With that in mind, the per-pool upgrade flow is:

  1. You deploy Kafka-enabled executors (image ≥ 1.1.0, channel: KAFKA) into the pool. They join but stay in Waiting state - they do not receive work yet.
  2. Once ≥ 50% of the pool's executors report the new channel, DataHub flips the pool's channel automatically. The pool enters DRAINING:
    • New work is sent on the new channel.
    • Old executors keep finishing in-flight work from SQS.
  3. When SQS is empty (or a safety timeout fires), the pool moves to READY on the new channel. The old executors are marked incompatible and can be removed.

Channel upgrade flow: SQS READY → SQS READY with Waiting new executors → KAFKA DRAINING → KAFKA READY

You can watch the pool's progress at any time in Data Sources → Executors.

Upgrade strategies

Deploy executors built for the new channel alongside your existing ones, temporarily doubling capacity.

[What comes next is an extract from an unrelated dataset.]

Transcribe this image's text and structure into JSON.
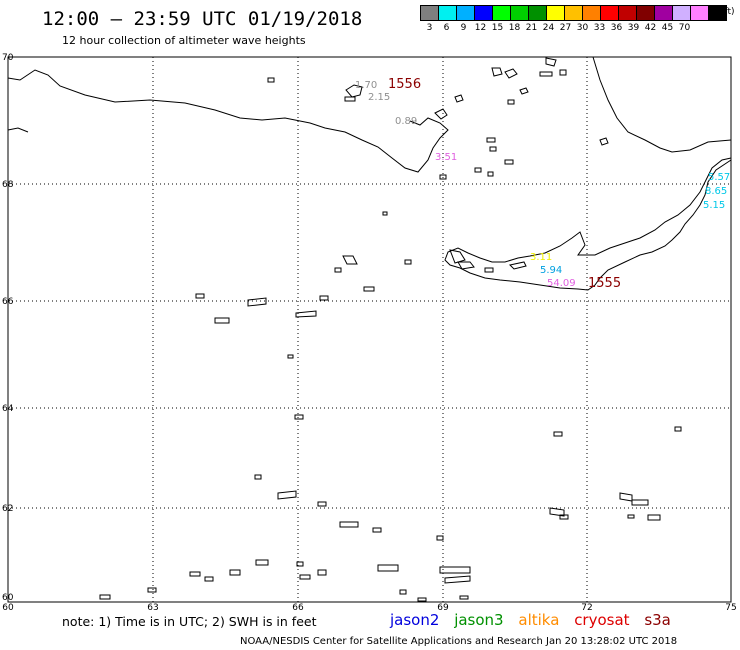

  1. In your Helm values, add a second acryl-datahub-executor-worker instance with channel: KAFKA next to your existing one. Keep your existing instance's replica count unchanged.
  2. Apply the change. The new executors register and show as Waiting.
  3. Once ≥ 50% of the pool's executors are on the new channel, the pool auto-flips and starts draining SQS.
  4. Wait until the pool shows the new channel and status READY in the UI (SQS drain complete).
  5. Remove the old instance from your Helm values and re-apply.

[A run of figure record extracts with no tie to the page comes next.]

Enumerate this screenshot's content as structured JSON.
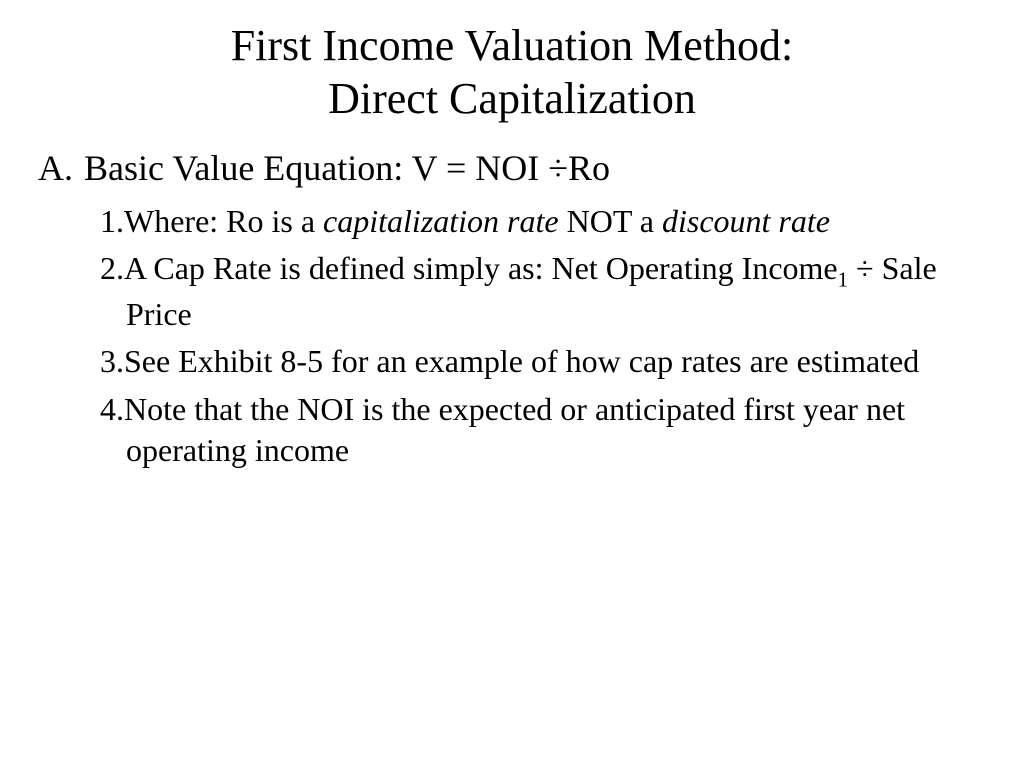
{
  "title_line1": "First Income Valuation Method:",
  "title_line2": "Direct Capitalization",
  "main": {
    "marker": "A.",
    "text": "Basic Value Equation:  V = NOI ÷Ro"
  },
  "subs": {
    "n1": "1.",
    "t1a": "Where:  Ro is a ",
    "t1b": "capitalization rate",
    "t1c": " NOT a ",
    "t1d": "discount rate",
    "n2": "2.",
    "t2a": "A Cap Rate is defined simply as: Net Operating Income",
    "t2b": "1",
    "t2c": " ÷ Sale Price",
    "n3": "3.",
    "t3": "See Exhibit 8-5 for an example of how cap rates are estimated",
    "n4": "4.",
    "t4": "Note that the NOI is the expected or anticipated first year net operating income"
  },
  "colors": {
    "background": "#ffffff",
    "text": "#000000"
  },
  "fontsize": {
    "title": 44,
    "main": 36,
    "sub": 32
  }
}
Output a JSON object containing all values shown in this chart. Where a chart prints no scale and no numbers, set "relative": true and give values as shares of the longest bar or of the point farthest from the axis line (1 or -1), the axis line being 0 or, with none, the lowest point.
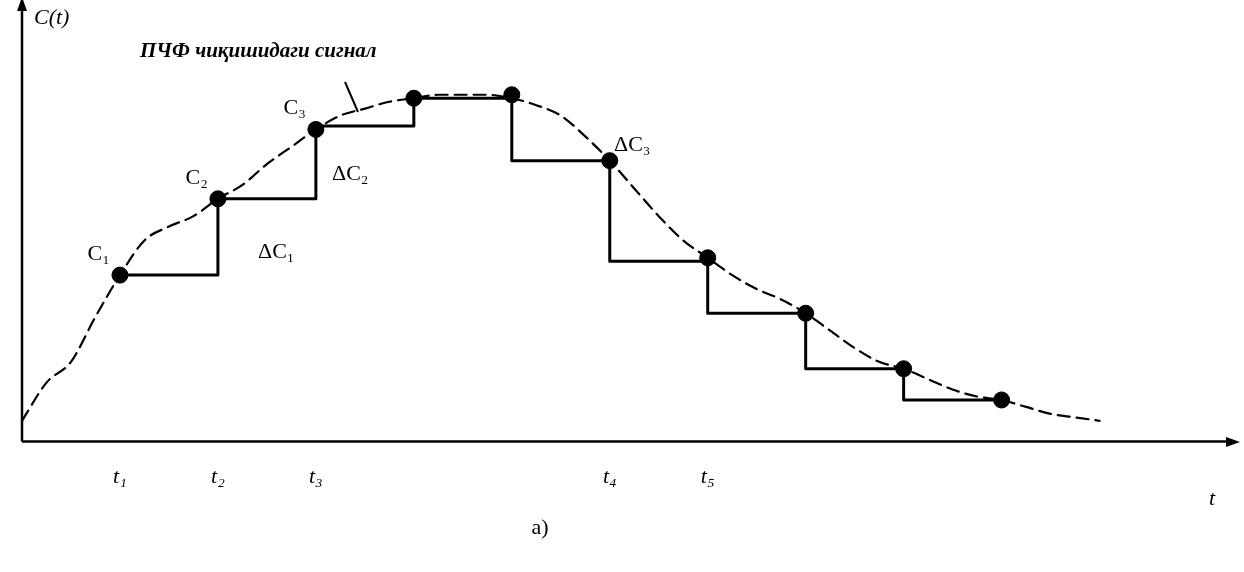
{
  "chart_data": {
    "type": "line",
    "relative": true,
    "xlabel": "t",
    "ylabel": "C(t)",
    "tick_labels": "x",
    "grid": false,
    "legend": false,
    "categories": [
      null,
      null,
      null,
      null,
      "t₁",
      null,
      null,
      null,
      "t₂",
      null,
      null,
      null,
      "t₃",
      null,
      null,
      null,
      null,
      null,
      null,
      null,
      null,
      null,
      null,
      null,
      "t₄",
      null,
      null,
      null,
      "t₅",
      null,
      null,
      null,
      null,
      null,
      null,
      null,
      null,
      null,
      null,
      null,
      null,
      null,
      null,
      null,
      null,
      null,
      null,
      null,
      null,
      null
    ],
    "series": [
      {
        "type": "line",
        "line_style": "dashed",
        "color": "#000000",
        "values": [
          0.06,
          0.17,
          0.23,
          0.36,
          0.48,
          0.58,
          0.62,
          0.65,
          0.7,
          0.74,
          0.8,
          0.85,
          0.9,
          0.94,
          0.96,
          0.98,
          0.99,
          1.0,
          1.0,
          1.0,
          0.99,
          0.97,
          0.94,
          0.88,
          0.81,
          0.73,
          0.65,
          0.58,
          0.53,
          0.48,
          0.44,
          0.41,
          0.37,
          0.32,
          0.27,
          0.23,
          0.21,
          0.18,
          0.15,
          0.13,
          0.12,
          0.1,
          0.08,
          0.07,
          0.06,
          null,
          null,
          null,
          null,
          null
        ]
      },
      {
        "type": "step",
        "line_style": "solid",
        "color": "#000000",
        "values": [
          null,
          null,
          null,
          null,
          0.48,
          null,
          null,
          null,
          0.7,
          null,
          null,
          null,
          0.91,
          null,
          null,
          null,
          0.99,
          null,
          null,
          null,
          0.81,
          null,
          null,
          null,
          0.52,
          null,
          null,
          null,
          0.37,
          null,
          null,
          null,
          0.21,
          null,
          null,
          null,
          0.12,
          null,
          null,
          null,
          0.12,
          null,
          null,
          null,
          null,
          null,
          null,
          null,
          null,
          null
        ]
      },
      {
        "type": "scatter",
        "marker": "circle",
        "color": "#000000",
        "values": [
          null,
          null,
          null,
          null,
          0.48,
          null,
          null,
          null,
          0.7,
          null,
          null,
          null,
          0.9,
          null,
          null,
          null,
          0.99,
          null,
          null,
          null,
          1.0,
          null,
          null,
          null,
          0.81,
          null,
          null,
          null,
          0.53,
          null,
          null,
          null,
          0.37,
          null,
          null,
          null,
          0.21,
          null,
          null,
          null,
          0.12,
          null,
          null,
          null,
          null,
          null,
          null,
          null,
          null,
          null
        ]
      }
    ],
    "annotations": [
      "ПЧФ чиқишидаги сигнал",
      {
        "text": "C₁",
        "x": "t₁",
        "y": 0.48
      },
      {
        "text": "C₂",
        "x": "t₂",
        "y": 0.7
      },
      {
        "text": "C₃",
        "x": "t₃",
        "y": 0.9
      },
      "ΔC₁",
      "ΔC₂",
      "ΔC₃",
      "а)"
    ]
  }
}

Pros: no work interruption, no in-flight messages lost. Cons: requires ~2× resources during the migration window.

Option 2: Rolling restart

Replace executors in place using your existing deployment automation.

Trade-offs:

  • New executors stay Waiting until they cross the 50% threshold, so the pool's effective capacity dips during the rollout.
  • If all old executors are removed before SQS is drained, any in-flight SQS messages are abandoned when the safety timeout fires. The Sweeper will reschedule eligible ingestions within ~1 hour; assertion and monitor runs that were in flight at cutover are lost.

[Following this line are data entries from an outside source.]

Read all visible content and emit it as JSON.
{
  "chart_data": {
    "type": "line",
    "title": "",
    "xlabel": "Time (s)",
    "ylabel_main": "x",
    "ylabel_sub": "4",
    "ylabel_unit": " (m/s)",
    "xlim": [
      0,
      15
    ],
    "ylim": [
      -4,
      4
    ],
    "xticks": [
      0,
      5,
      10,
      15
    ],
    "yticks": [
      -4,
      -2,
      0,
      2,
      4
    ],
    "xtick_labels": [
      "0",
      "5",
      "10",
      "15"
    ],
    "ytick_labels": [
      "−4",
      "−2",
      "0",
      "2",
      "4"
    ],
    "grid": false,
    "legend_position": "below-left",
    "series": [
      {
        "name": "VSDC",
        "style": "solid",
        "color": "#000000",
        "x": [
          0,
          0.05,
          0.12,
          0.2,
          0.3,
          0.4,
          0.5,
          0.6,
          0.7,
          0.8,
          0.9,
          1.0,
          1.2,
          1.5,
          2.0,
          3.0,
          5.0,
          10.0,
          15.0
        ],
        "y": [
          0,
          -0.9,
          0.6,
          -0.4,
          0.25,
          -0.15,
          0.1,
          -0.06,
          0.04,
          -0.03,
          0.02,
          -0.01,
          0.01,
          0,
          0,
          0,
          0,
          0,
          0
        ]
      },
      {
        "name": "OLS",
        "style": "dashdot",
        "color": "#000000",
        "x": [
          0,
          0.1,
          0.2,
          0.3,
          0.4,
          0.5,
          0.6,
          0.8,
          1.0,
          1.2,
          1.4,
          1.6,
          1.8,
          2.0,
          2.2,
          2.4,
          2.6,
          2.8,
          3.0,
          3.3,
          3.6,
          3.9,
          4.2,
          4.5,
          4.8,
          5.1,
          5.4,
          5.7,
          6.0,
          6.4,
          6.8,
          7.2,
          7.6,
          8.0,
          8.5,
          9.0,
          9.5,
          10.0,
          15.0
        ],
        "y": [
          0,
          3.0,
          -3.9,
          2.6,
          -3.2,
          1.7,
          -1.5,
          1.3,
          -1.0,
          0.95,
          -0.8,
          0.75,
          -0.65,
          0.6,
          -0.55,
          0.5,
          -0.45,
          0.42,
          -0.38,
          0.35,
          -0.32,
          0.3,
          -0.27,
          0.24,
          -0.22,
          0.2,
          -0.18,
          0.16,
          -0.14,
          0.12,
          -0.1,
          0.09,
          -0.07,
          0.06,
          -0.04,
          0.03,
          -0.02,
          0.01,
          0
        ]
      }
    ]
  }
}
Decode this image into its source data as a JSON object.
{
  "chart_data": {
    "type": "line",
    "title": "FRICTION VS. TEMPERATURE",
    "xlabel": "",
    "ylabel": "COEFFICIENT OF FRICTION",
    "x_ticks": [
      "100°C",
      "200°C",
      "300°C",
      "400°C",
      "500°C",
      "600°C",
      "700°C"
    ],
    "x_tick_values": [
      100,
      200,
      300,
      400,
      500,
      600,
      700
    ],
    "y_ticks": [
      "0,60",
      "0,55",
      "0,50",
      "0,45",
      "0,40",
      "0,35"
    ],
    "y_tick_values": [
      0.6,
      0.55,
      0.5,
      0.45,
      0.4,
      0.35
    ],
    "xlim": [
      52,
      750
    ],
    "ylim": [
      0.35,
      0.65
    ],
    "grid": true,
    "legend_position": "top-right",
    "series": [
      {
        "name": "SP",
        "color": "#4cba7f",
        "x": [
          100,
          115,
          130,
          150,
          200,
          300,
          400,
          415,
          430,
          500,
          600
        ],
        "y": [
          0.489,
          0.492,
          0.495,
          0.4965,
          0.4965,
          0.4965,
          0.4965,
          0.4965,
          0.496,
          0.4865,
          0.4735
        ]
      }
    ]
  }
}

Suitable for: low-traffic pools, ingestion-only pools, or planned quiet windows. Not recommended for: high-throughput assertion or monitor pools.

Verifying the upgrade

In Data Sources → Executors:

  • The pool's Channel column shows KAFKA and status is READY (not DRAINING).
  • Each executor in the pool shows KAFKA in its Channel column.

If something looks wrong, check the executor logs and contact DataHub support.

FAQ

Do I have to upgrade? Not immediately. Pools default to SQS and continue working. Upgrade, if you want to remove SQS access from your environment. Ultimately SQS channel will be completely removed.

Can I upgrade some pools and leave others on SQS? Yes. The upgrade is per-pool and independent.

Can I roll back to SQS after upgrading a pool? No. The switch is one-way per pool. If you need to revert, create a fresh pool.